Heyman's smoke, mirrors, and magic style of management can only go on for so long before something gives. Since 1998, Heyman has had talent streaming out of his company to the WWF and WCW; simply because workers have to look out for their futures.
ECW's financial situation has been so bad at times, that in one recent case, a mid-level worker couldn't even afford to make a TV taping because he hadn't received a paycheck. Even Mike Awesome's all-too publicized walking out on ECW for WCW while under ECW contract was said by Awesome to involve breaches of contract due to not being paid.
ECW workers leaving the company is not a matter of dedication or commitment to ECW by its workers, popularly known by some of the company's fans as 'selling out'. That isn't the issue and hasn't been for some time.
The issue is the financial instability of ECW as a company and Paul Heyman's unwillingness to relinquish enough control for the company to take the steps necessary to survive.
If any of the three things I've mentioned a move: a new national television carrier, a change/modification in ownership, and a movement toward treating ECW LIKE a business (such as running larger arenas in markets like Philadelphia) do NOT take place; ECW as we know it will not be in business at this time next year.
Certain ECW fans can send me all the e-mails they wish saying that this column is just another example of PWBTS writers hating ECW...
...For newer readers, this is a reference to the fact that PWBTS writers began to point out as far back as late 1996 that there were elements within ECW that could result in the company's potential demise. As a result, we got hate e-mails by the hundreds, were trashed on message and bulletin boards, as well as by rival newsletters. We were told we weren't 'loyal', as if blindly defending a wrestling promotion was some sort of patriotic act.
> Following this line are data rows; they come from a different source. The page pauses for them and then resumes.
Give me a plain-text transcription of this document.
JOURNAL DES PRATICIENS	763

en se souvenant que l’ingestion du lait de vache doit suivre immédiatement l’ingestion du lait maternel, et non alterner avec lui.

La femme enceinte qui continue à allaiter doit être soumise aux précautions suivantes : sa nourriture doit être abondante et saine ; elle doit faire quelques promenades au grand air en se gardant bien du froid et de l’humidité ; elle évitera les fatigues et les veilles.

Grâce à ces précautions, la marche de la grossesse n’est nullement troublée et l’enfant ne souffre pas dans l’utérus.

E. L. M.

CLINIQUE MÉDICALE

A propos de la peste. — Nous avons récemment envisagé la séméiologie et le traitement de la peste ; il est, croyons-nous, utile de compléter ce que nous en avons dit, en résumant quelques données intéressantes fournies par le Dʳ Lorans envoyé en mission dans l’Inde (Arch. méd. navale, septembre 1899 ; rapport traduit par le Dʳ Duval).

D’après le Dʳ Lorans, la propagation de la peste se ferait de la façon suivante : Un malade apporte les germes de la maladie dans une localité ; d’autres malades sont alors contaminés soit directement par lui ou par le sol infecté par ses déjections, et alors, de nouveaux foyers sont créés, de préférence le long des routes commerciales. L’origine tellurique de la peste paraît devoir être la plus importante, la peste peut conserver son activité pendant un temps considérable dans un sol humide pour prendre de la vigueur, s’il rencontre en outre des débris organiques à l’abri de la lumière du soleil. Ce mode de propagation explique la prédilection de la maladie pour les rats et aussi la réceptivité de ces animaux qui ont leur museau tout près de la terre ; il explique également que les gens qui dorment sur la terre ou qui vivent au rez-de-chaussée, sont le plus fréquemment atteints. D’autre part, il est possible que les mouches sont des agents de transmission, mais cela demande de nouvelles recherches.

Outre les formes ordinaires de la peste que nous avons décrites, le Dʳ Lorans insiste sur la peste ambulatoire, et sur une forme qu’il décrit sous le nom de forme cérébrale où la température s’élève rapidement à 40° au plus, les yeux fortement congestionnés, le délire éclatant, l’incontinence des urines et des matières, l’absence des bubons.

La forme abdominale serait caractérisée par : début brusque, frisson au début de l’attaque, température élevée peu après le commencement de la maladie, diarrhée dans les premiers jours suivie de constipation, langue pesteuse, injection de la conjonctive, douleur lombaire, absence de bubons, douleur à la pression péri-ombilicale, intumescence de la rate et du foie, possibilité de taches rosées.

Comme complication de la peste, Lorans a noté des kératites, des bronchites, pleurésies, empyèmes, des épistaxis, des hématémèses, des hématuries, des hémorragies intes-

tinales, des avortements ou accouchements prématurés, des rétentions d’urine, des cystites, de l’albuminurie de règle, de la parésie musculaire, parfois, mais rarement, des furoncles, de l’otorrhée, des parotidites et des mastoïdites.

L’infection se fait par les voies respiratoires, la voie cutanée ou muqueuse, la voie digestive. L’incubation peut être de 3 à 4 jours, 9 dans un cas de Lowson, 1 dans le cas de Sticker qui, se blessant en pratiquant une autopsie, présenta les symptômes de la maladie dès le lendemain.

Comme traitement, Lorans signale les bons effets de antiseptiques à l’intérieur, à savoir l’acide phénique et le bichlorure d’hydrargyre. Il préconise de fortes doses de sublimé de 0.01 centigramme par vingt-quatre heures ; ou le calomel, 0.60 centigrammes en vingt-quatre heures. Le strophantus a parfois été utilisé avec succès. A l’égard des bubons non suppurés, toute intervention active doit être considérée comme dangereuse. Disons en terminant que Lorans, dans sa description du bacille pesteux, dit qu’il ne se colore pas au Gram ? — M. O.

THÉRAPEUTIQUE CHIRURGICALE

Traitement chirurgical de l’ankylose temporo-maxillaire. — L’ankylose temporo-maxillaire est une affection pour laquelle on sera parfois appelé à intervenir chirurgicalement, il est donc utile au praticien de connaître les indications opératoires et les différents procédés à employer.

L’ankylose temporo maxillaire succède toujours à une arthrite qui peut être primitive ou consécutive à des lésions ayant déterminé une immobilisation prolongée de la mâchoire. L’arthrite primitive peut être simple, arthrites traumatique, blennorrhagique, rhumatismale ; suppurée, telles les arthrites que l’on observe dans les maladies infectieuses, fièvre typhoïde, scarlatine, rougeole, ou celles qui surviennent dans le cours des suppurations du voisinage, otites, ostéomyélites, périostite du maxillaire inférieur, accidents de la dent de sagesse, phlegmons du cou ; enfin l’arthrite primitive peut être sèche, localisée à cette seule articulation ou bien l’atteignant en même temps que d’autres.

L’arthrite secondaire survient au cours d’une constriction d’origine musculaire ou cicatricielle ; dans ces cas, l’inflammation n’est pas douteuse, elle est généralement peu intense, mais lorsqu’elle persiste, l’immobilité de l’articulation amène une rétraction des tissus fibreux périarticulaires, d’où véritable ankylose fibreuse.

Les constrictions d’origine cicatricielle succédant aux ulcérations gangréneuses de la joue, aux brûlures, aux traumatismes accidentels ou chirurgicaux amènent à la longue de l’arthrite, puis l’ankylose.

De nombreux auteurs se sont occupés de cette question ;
But the people who wrote those posts, letters and e-mails in 1996, 1997, 1998, and 1999 can't deny reality any longer.
Unless ECW obtains a new national television carrier, new ownership, and starts making fundamental changes in many of the ways it does business, the company simply will NOT survive. This would be a tragedy for ECW's workers and its fans. It would be a tragedy for those who don't even follow ECW, because it would mean one less place for talented workers to perform, thus hurting the business overall.
No wishing and hoping can change that fact.
Only Paul Heyman can.
We'll all see together if he does."
Two months later, little or nothing has changed.
Back a year ago, everyone thought that the TV deal with TNN would be ECW's salvation.
It wasn't, for any more than the short-term.
The fact is that even if ECW is able to make an agreement with USA Networks in the next month, with the concurrent badly needed revenue and exposure; things will likely be no different for ECW in the long term. A year or two from now, columns like this one will be written again.
Unless ECW makes the fundamental changes necessary in its actual operations, and sells off part of the company for long-term financial stability, the only thing that will happen is the inevitable being postponed.
All the posts on message boards, hate e-mails, and derogatory comments on websites directed at PWBTS, at me, and at anyone who criticizes ECW; as happened during the Raymond Schweitzer trial... won't change the truth of what this column says. Only Paul Heyman can.
The survival of ECW is in Paul Heyman's hands.... with all the years of dedication.... all of the heart and all of the soul...all of the blood, sweat and pain of its workers... with all the fanatical support by the company's supporters...
All of it is at stake.
If ECW dies, its blood will be on his hands.